Supporters of deregulating silencers say the move is necessary to protect the hearing of hunters and sport shooters, who are regularly exposed to loud gunfire. But opponents are concerned that it would give the public, including potentially dangerous individuals, access to accessories that make gunshots harder to detect. They’ve also called the legislation a handout to the gun industry, which would likely see massive profits from increased sales.

The director of federal affairs for the National Rifle Association and a top official with Bass Pro Shops were among those expected to testify at Wednesday’s hearing.

Many unrelated news conferences and hearings were canceled on Capitol Hill following the shooting, including a Senate appropriations committee hearing on oversight of the U.S. Capitol Police budget. Capitol Hill police officers who were present at the event had responded and engaged the shooting suspect in gunfire.

The office of House Majority Whip Steve Scalise (R-La.), who suffered a gunshot wound that was reported to be non-life-threatening, announced that scheduled votes on legislation were also canceled due to the shooting.

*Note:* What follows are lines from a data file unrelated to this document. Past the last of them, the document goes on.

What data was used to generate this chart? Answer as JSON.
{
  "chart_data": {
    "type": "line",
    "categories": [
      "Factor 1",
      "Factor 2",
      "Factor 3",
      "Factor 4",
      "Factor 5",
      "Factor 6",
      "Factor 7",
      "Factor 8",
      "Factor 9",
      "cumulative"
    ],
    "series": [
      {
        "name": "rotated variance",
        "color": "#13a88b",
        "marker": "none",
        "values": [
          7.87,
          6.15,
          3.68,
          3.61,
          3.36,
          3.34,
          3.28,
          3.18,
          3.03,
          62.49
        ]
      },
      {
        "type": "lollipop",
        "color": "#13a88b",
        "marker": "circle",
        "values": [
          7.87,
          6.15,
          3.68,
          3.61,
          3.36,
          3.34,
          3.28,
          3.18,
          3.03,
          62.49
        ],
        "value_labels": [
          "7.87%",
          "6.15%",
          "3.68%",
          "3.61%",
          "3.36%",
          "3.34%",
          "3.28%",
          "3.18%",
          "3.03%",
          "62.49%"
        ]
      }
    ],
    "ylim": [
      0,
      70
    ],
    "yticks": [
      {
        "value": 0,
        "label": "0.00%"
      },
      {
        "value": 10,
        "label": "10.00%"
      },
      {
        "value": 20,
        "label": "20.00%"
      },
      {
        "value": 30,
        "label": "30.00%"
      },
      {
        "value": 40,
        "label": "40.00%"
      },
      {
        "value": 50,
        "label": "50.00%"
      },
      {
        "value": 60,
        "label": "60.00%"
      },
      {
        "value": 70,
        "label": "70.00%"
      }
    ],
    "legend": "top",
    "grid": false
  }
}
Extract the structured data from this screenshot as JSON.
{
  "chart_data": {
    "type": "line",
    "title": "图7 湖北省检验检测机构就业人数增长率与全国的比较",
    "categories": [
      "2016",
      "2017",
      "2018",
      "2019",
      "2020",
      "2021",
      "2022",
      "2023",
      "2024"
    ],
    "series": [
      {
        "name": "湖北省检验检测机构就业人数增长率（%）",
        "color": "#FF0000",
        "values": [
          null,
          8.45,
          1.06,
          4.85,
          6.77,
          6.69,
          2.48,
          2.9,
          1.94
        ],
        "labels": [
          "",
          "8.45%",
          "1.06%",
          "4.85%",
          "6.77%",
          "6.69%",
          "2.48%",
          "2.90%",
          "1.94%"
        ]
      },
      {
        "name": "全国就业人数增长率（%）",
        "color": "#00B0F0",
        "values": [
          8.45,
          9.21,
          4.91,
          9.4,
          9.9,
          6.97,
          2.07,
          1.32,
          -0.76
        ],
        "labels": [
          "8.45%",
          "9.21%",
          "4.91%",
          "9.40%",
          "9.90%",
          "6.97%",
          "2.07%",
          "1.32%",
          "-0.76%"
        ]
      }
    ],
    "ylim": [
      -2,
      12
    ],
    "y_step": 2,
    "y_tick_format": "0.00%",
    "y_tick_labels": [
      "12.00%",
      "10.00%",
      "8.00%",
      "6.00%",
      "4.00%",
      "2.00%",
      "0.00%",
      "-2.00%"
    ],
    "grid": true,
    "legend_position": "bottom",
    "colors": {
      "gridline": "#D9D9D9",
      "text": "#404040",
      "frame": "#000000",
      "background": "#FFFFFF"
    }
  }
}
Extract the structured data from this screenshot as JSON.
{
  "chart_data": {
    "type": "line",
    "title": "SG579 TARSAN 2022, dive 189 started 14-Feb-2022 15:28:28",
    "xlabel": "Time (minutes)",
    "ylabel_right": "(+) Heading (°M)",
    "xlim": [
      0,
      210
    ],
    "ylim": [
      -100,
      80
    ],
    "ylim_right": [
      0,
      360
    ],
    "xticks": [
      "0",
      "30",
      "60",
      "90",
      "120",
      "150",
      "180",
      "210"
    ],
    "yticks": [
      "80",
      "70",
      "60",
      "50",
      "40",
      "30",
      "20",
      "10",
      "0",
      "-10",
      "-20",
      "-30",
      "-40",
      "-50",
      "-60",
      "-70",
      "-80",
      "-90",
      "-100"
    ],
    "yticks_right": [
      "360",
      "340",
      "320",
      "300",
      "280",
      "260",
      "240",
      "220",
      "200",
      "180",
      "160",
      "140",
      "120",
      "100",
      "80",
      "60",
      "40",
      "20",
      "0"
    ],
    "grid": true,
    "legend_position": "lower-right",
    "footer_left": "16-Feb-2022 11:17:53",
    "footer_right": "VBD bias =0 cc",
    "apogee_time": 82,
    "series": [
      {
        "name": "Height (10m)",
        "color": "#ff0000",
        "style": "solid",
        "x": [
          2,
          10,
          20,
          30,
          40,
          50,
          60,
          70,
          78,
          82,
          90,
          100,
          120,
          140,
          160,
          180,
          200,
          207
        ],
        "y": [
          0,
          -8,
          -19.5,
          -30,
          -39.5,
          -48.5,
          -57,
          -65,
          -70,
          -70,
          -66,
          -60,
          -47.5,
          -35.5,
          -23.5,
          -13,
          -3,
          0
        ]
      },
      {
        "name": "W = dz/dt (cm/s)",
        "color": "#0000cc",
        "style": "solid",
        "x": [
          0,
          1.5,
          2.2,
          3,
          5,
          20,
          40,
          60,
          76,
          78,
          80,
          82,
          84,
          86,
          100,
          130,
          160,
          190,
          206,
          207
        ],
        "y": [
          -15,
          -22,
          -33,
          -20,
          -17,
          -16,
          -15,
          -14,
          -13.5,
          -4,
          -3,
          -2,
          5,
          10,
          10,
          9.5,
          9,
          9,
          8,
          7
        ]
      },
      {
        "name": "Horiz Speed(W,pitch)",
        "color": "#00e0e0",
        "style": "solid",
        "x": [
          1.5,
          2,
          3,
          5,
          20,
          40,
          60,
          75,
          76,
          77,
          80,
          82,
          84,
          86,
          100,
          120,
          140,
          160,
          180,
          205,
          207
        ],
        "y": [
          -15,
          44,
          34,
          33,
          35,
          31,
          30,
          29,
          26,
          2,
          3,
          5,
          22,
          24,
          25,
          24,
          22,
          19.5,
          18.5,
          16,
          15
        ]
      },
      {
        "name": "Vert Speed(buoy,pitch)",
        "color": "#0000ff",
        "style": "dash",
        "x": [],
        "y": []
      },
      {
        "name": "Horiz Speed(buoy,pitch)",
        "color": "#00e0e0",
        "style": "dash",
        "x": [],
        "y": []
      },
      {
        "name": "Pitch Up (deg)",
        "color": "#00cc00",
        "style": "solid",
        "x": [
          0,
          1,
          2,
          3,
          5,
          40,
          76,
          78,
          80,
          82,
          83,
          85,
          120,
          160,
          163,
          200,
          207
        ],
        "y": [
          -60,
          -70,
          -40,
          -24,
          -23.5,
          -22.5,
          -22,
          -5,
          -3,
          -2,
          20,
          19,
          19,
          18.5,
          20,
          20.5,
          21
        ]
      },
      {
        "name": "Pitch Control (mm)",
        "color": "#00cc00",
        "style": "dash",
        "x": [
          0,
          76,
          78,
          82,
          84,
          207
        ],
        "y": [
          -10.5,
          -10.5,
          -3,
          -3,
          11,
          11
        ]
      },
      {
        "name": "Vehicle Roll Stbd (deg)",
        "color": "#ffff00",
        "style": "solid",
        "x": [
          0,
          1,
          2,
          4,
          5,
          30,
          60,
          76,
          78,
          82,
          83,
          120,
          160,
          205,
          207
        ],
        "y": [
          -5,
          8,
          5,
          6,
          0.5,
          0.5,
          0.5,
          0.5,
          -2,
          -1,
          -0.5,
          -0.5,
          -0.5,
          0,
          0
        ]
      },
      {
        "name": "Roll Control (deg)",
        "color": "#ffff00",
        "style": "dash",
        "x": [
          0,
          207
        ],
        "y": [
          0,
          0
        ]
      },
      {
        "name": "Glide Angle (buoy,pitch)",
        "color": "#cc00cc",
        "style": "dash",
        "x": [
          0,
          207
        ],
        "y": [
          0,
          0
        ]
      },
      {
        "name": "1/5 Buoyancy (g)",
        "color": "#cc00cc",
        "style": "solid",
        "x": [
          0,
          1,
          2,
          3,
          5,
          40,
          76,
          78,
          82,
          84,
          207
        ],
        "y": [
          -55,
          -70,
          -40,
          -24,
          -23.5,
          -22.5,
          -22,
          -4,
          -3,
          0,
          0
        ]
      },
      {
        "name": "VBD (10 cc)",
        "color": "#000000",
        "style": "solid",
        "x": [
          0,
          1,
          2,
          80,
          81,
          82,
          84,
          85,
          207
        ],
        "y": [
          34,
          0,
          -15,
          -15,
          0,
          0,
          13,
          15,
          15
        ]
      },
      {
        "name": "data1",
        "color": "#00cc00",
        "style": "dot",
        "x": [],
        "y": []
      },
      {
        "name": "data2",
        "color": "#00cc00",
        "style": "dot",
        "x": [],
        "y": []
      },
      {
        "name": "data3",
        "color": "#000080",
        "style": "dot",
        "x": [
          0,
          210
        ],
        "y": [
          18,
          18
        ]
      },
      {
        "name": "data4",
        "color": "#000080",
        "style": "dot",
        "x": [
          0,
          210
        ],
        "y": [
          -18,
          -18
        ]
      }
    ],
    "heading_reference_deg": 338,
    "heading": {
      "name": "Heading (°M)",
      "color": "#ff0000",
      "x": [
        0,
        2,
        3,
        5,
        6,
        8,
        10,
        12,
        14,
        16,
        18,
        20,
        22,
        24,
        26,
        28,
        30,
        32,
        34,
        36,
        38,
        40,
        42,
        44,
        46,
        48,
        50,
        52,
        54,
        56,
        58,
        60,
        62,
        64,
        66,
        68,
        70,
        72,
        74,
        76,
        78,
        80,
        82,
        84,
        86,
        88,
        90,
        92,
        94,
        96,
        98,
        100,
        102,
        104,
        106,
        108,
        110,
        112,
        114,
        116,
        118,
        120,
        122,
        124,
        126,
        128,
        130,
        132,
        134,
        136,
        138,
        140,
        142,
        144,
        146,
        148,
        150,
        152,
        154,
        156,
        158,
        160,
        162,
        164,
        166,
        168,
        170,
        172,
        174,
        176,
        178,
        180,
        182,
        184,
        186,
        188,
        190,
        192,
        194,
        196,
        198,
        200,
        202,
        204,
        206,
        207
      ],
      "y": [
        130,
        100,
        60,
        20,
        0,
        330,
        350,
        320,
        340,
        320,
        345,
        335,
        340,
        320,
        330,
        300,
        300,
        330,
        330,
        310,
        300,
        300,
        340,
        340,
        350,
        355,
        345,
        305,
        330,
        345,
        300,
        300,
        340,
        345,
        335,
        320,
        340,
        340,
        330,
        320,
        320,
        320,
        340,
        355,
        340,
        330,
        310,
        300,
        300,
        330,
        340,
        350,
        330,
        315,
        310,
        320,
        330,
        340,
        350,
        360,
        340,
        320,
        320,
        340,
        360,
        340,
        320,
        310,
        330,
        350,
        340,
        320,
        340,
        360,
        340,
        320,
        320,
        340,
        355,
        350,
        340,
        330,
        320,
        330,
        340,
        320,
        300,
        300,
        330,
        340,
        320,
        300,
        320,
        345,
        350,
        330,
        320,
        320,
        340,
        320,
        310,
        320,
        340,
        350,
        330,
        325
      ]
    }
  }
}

Democrats, meanwhile, postponed a press conference that was meant to announce a lawsuit that nearly 200 Democratic lawmakers filed on Wednesday against President Donald Trump in order to compel him to comply with the Constitution’s Emoluments Clause. The provision bars those who hold public office from profiting from business dealings with foreign governments.

The White House also canceled a scheduled event at the Department of Labor where Trump was to deliver remarks on his workforce initiative.